Traders said the basis bids for maize corn barged to the U.S. Gulf Coast fell on Thursday, suggesting a slowdown in exporters’ demand and recent drops in barge freight costs.
After softening this week due to better river conditions in the Midwest and low demand from shippers, bids and offers for empty barges remained relatively unchanged.
In its monthly supply/demand report, the U.S. Department of Agriculture revised its prediction for U.S. corn exports in 2022–2023 (WASDE06) downward by 150 million bushels, noting “the poor pace of shipments through December.”
On Thursday, CIF corn barges loaded in January were offered at 86 cents over March (CH3) futures on the Chicago Board of Trade (CBOT), down 5 cents from the previous day. Corn barges loaded in March were exchanged at 87 cents over March futures, a penny less than on Wednesday.
Corn FOB offers loaded at the Gulf in January were approximately 105 cents over March futures, down 5 cents from Wednesday, while loadings in February were approximately 100 cents over March futures, also down a nickel.
In the case of soybeans, barges loaded in January were re-bid at 114 cents over March futures and traded at 126 cents over March (SH3) CBOT futures, with offers hovering around 128 cents over futures. The bid for February soy barges remained constant from Wednesday at 103 cents over March (SH3) futures.
February loadings increased 2 cents to 132 cents over March futures. However, FOB offers for soybeans loaded in January remained stable at roughly 140 cents above March futures.
Following suspicions of odd cargoes being booked at this time of the year, a Brazilian trade body representing international grain merchants confirmed that it was “atypical.” According to Anec, which represents companies like Cargill and Bunge, Brazilian soy supplies are required because a wave drained local stocks of Argentine soy sales sparked by the government’s “soy dollar” initiative in the fourth quarter of the year.
The fuel cost is an indirect measure of a significant portion of the price of grain.

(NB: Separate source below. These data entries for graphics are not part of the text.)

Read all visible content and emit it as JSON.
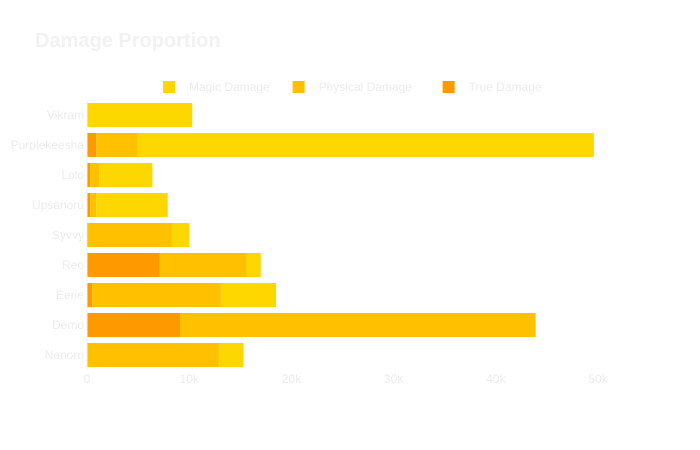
{
  "chart_data": {
    "type": "bar",
    "orientation": "horizontal",
    "stacked": true,
    "title": "Damage Proportion",
    "categories": [
      "Vikram",
      "Purplekeesha",
      "Lolo",
      "Upsanoru",
      "Syvvy",
      "Reo",
      "Eerie",
      "Demo",
      "Nenorn"
    ],
    "series": [
      {
        "name": "True Damage",
        "color": "#ff9900",
        "values": [
          0,
          900,
          300,
          300,
          100,
          7100,
          500,
          9100,
          0
        ]
      },
      {
        "name": "Physical Damage",
        "color": "#ffc000",
        "values": [
          0,
          4000,
          900,
          600,
          8200,
          8500,
          12600,
          34800,
          12900
        ]
      },
      {
        "name": "Magic Damage",
        "color": "#ffd700",
        "values": [
          10300,
          44700,
          5200,
          7000,
          1700,
          1400,
          5400,
          0,
          2400
        ]
      }
    ],
    "legend_order": [
      "Magic Damage",
      "Physical Damage",
      "True Damage"
    ],
    "x_ticks": [
      "0",
      "10k",
      "20k",
      "30k",
      "40k",
      "50k"
    ],
    "xlim": [
      0,
      50000
    ],
    "legend": "top",
    "grid": false
  }
}
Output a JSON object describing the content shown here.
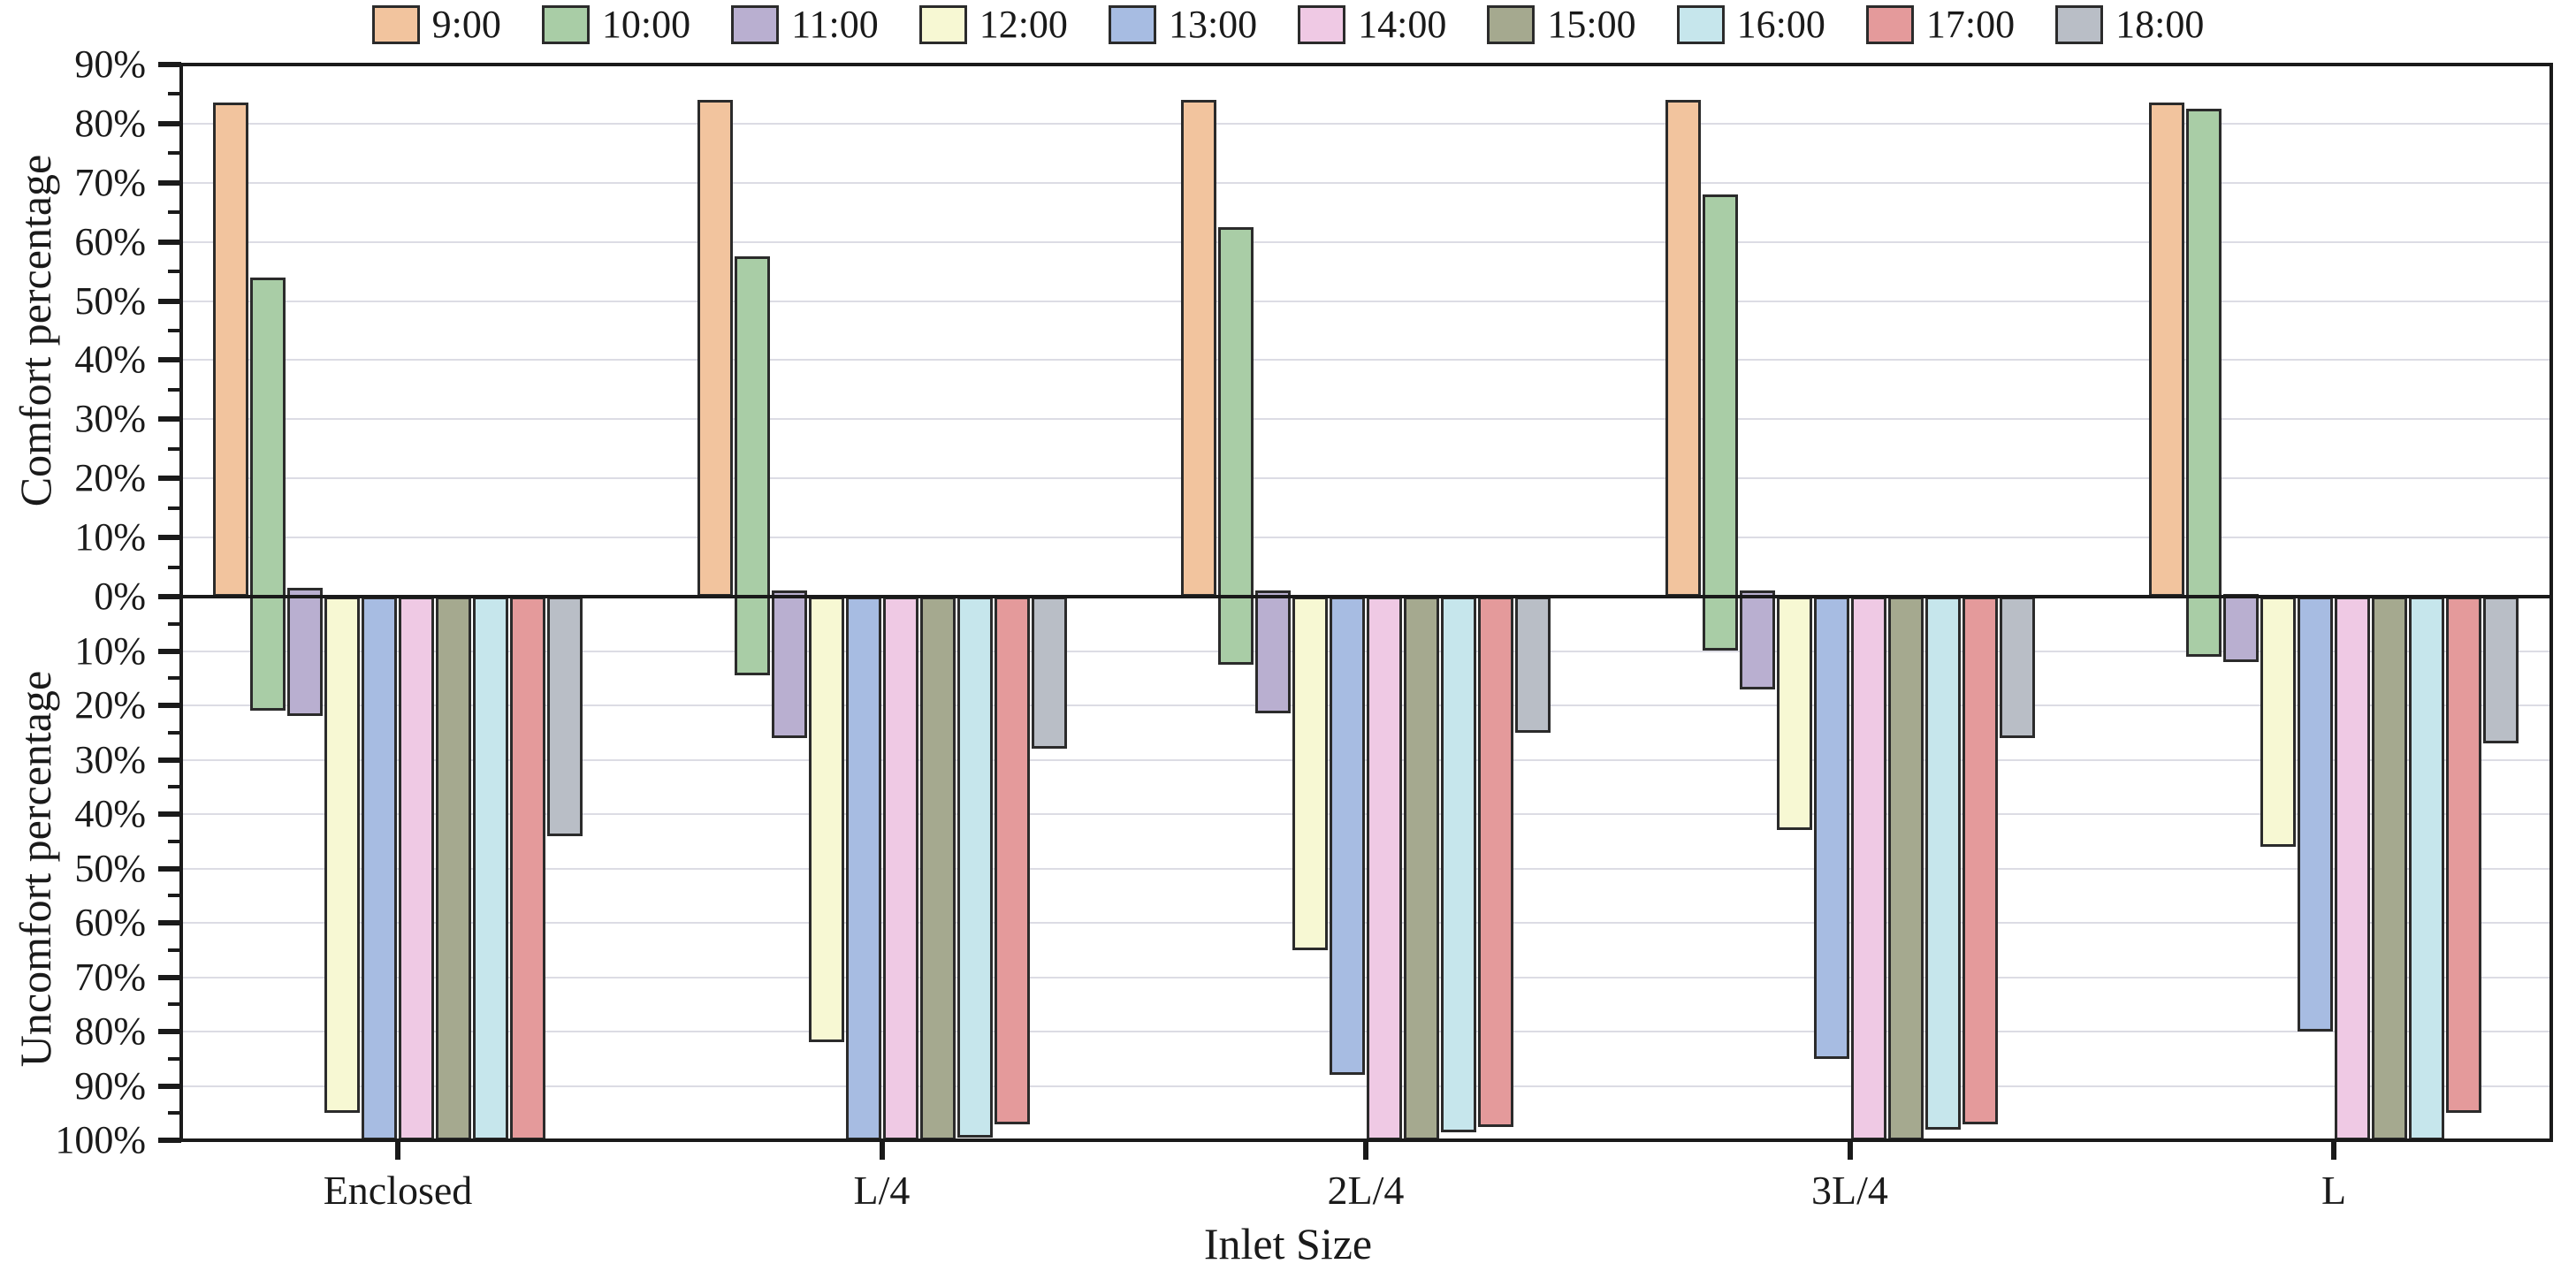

Fuel is used (a lot) in the production of corn and transporting it to markets. Additionally, ethanol is produced using corn as a fuel additive.
We should expect continuous increases in maize prices as long as federal policy prioritizes ethanol as a motor fuel component. It is no surprise that political candidates are expected to trample through the snow in Iowa every four years to worship the Corn God, whose altar has become the ethanol business.